Estradas: ferrovias em andamento, com o projeto do trem-bala em andamento
Segurança pública: atuação firma da PF
Habitação: fim do sistema da Era FHC, quando mais se pagava o financiamento mais se devia (ele me informou que realizou seu sonho, comprou um apartamento vizinho do prédio onde mora, a prestaçao menor do que ele iria pagar por um aluguel).
Etc
Etc

Pensei cá comigo mesmo: ué eu acompanho vários blogs todos os dias, eu não deveria estar informado sobre estes dados?
Foi quando perguntei ao porteiro onde ele colheu tais informações.

Ele: eu tenho um caderninho. Vou anotando tudo que o Lula faz.

Eu: onde você viu isso?
Ele: nos jornais e na Televisão.

Eu: mas a televisão esconde estes dados.
Ele: anoto o que posso, eles não comentam, falam rapidinho e anoto.

Foi quando vi que a blogosfera não é tão eficiente assim como o caderninho do Sr.Clovis, este é o nome dele.

Não basta apenos defendermos Lula dos ataques da mídia.
A blogosfera tem a obrigaçao de mostrar o que esta sendo feito, sem medo de ser chamada de ufanistra ou coisa e tal.

Sob pena de passarmos a ser vistos, nao como uma fonte de informação mas apenas como espaço de desabafo.

Vi hoje blogueiros ditos de esquerda pegando como gancho o espírito conciliatório de Lula para pichá-lo. Para isso dizem que ele fez muitas concessões para a burguesia, como se a ruptura fosse possível.

Até o Azenha caiu nesta armadilha.

Foi justamente este espírito conciliatório de Lula que proporcionou, por exemplo, o PROUNI, o Bolsa Família, o aumento do comércio exterior e as relações com outros países do mundo.

Isto é pouco?

Para quase 200 milhões de pessoas que precisam ser alimentadas o Brasil vai muito bem e obrigado.

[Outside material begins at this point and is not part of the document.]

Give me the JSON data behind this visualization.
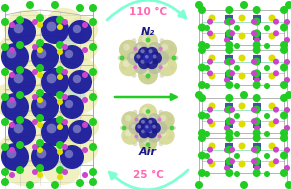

Resta aos blogueiros não terem medo nem vergonha de dizer isso.
Que façam como o Sr. Clovis.

José Carlos Lima disse...

Eu quis dizer "ufanista"

Anônimo disse...

Existem algumas pessoas que, vez por outra parece que enlouquecem e desandam a falar (ou escrever) besteiras. E logo depois, voltam ao prumo anterior. Acho que críticas devem ser feitas, mas de forma responsável, o que não vi nem no texto do Lungaretti nem no do Azenha. Que o governo Lula não é perfeito, todos sabemos até porque perfeição não existe, e a classe política brasileira não ajuda, sem falar no PIG e seus mantenedores. Mas se compararmos o governo Lula com o governo demo-tucano, temos que reconhecer que parece milagre tudo que o Lula e seu governo conquistaram. Soia Montenegro

Patricia disse...

Tenho acompanhado essa discursão de perto. Reconheço todas as grandes conquistas do governo Lula e também seus problemas. E, para mim, é ai que mora o perigo. Lula não mexeu em nada no problema da imprensa. O que vimos nos últimos tempos em termo de manipulação de fatos, mentiras, factóides é assustador. Esse pessoal faz a cabeça de muita gente e com isso a direita reacionária brasileira pode voltar ao poder com tudo. E com o apoio dessa mesma imprensa, poderíamos levar décadas para tirá-los do poder. Torço, no entanto, para mais pessoas pensem como o porteiro descrito aqui nos comentários. E esse pessoal não volte ao poder. Acredito que temos de ter um governo a partir do governo Lula, melhorando o que ele fez e mexendo no que ele não fez. E só com críticas construtivas faremos isso. Não é cuspir em Lula. Não, não é isso. Na verdade, é discutir de forma inteligente e menos apaixonada, o que podemos fazer para dar continuidade ao que ele começou e melhorar consideravelmente o que ele não fez ainda.